Os pesquisadores encontraram uma segunda enzima modificadora de histona cuja expressão estava afetada pelo TSA, especificamente uma histona metil transferase. Em seguida testaram uma droga já descrita em outros organismos como inibidora desse tipo de enzima, o GSK343, e verificaram que ela reforçou o efeito do TSA sobre a morte do parasita. Esse tipo de processo é conhecido como sinergia, e aponta para a possibilidade de se combinar duas drogas, podendo funcionar para amplificar o efeito anti-parasita e aumentar a eficiência do tratamento.
Doenças “relegadas”
Por serem enfermidades muito associadas a países pobres e a problemas relacionados à deficiência no saneamento básico, os estudos relacionados às doenças infecciosas causadas por parasitas têm um menor grau de importância em relação a outras no mundo.
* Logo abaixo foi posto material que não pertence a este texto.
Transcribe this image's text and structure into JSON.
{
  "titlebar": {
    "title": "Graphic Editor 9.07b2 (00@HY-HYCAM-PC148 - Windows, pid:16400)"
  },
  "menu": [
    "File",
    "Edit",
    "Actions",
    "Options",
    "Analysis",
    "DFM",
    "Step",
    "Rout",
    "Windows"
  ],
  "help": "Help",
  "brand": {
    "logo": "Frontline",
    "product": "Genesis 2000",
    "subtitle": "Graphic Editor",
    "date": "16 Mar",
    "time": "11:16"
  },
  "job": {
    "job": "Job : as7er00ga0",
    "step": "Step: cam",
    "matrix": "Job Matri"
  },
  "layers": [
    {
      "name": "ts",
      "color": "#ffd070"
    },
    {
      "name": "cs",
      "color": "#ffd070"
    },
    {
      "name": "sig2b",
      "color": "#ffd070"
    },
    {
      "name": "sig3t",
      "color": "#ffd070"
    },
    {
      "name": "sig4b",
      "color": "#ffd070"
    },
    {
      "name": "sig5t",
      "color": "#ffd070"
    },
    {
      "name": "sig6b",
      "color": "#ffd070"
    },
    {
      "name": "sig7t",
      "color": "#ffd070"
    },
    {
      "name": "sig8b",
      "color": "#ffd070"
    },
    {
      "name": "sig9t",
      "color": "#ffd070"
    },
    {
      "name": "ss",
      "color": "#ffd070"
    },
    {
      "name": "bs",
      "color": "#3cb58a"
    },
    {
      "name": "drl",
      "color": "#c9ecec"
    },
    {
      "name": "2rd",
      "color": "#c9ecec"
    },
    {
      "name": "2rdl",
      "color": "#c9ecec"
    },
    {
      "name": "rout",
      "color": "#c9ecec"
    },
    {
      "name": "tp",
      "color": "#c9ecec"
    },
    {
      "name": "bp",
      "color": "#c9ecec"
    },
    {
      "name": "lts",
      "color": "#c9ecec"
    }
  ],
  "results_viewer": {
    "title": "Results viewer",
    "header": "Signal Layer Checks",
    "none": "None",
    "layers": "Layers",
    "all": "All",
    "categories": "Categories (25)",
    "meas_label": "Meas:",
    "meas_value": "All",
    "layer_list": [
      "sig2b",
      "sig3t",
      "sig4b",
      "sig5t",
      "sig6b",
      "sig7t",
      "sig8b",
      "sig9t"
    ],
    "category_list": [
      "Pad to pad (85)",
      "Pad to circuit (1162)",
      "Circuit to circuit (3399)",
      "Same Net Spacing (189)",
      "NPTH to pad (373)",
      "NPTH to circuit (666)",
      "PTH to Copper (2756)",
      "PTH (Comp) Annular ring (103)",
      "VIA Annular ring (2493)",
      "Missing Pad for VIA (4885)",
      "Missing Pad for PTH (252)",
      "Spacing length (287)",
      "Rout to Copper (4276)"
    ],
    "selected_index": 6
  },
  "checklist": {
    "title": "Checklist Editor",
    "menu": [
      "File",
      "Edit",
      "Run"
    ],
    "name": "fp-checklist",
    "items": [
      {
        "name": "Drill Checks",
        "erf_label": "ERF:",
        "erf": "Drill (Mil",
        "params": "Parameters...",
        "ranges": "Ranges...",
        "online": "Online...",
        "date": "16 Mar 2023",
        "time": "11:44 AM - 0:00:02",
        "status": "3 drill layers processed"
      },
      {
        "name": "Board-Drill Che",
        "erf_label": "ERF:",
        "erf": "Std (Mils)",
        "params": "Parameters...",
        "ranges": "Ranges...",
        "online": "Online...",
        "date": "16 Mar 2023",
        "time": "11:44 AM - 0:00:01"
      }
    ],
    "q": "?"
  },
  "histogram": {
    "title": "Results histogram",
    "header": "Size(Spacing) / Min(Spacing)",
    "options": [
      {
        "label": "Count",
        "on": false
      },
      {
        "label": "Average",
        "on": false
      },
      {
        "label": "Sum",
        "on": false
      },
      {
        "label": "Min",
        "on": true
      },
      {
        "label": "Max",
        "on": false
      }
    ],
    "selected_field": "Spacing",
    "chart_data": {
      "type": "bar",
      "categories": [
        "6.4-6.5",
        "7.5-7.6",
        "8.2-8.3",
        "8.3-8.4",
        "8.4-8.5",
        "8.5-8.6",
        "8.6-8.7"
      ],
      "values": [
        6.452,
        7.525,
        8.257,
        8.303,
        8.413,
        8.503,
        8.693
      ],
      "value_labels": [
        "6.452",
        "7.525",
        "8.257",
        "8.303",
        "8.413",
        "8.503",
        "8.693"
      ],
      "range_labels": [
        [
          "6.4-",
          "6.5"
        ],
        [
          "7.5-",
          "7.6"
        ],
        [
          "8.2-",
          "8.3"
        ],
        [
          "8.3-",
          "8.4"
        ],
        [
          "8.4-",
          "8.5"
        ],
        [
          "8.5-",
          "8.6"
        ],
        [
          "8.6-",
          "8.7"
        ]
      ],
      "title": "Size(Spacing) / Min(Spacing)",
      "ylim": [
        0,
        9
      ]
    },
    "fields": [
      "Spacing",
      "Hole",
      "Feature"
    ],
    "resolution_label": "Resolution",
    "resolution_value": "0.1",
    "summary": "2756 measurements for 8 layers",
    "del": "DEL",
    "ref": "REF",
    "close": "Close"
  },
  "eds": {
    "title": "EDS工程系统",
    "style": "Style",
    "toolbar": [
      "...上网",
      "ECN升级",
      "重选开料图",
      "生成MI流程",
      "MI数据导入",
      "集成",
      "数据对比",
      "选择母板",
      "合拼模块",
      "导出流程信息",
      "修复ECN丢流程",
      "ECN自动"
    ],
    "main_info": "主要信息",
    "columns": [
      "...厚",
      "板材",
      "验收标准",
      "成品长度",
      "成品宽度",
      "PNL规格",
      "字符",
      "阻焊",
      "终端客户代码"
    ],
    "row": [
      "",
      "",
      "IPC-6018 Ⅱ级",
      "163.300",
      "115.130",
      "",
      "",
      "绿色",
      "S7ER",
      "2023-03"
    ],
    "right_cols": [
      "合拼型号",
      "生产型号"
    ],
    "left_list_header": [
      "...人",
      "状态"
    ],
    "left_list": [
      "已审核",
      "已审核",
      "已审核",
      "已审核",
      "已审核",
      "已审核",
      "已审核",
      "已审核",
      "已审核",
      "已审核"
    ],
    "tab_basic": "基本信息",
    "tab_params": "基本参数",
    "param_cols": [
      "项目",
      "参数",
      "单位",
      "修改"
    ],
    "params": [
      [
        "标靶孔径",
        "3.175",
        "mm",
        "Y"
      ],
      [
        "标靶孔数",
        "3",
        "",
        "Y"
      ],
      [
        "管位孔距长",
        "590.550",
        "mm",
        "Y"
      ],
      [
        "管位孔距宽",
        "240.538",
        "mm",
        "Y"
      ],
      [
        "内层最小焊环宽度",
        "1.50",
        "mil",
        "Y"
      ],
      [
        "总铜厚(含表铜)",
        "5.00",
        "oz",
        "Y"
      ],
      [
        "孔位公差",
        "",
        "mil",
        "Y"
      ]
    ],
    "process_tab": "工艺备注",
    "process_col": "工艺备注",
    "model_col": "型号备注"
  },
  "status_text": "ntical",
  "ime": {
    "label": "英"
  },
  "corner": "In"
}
A malária é atualmente a doença dessa natureza que mais recebe estudos, muito em parte devido ao seu mecanismo de transmissão, a picada de um mosquito, sendo então mais difícil de ser evitada, o que leva a grandes investimentos de fármacos para seu combate.
A esquistossomose aparece em segundo lugar em termos de estudos mas, mesmo assim, países mais “desenvolvidos” preferem investir em métodos de saneamento básico e políticas de educação pública para o seu combate. No Brasil, em que uma boa parte da população não têm acesso a esse tipo de serviço, o tratamento feito por medicamentos aparece como única solução para combater a doença.
Os estudos desenvolvidos no laboratório do professor Sergio são importantes pois mostram caminhos para se desenvolver métodos de combate a esquistossomose, além de lançar luzes em relação a importância dos estudos de relações epigenéticas para se melhorar medicamentos previamente existentes.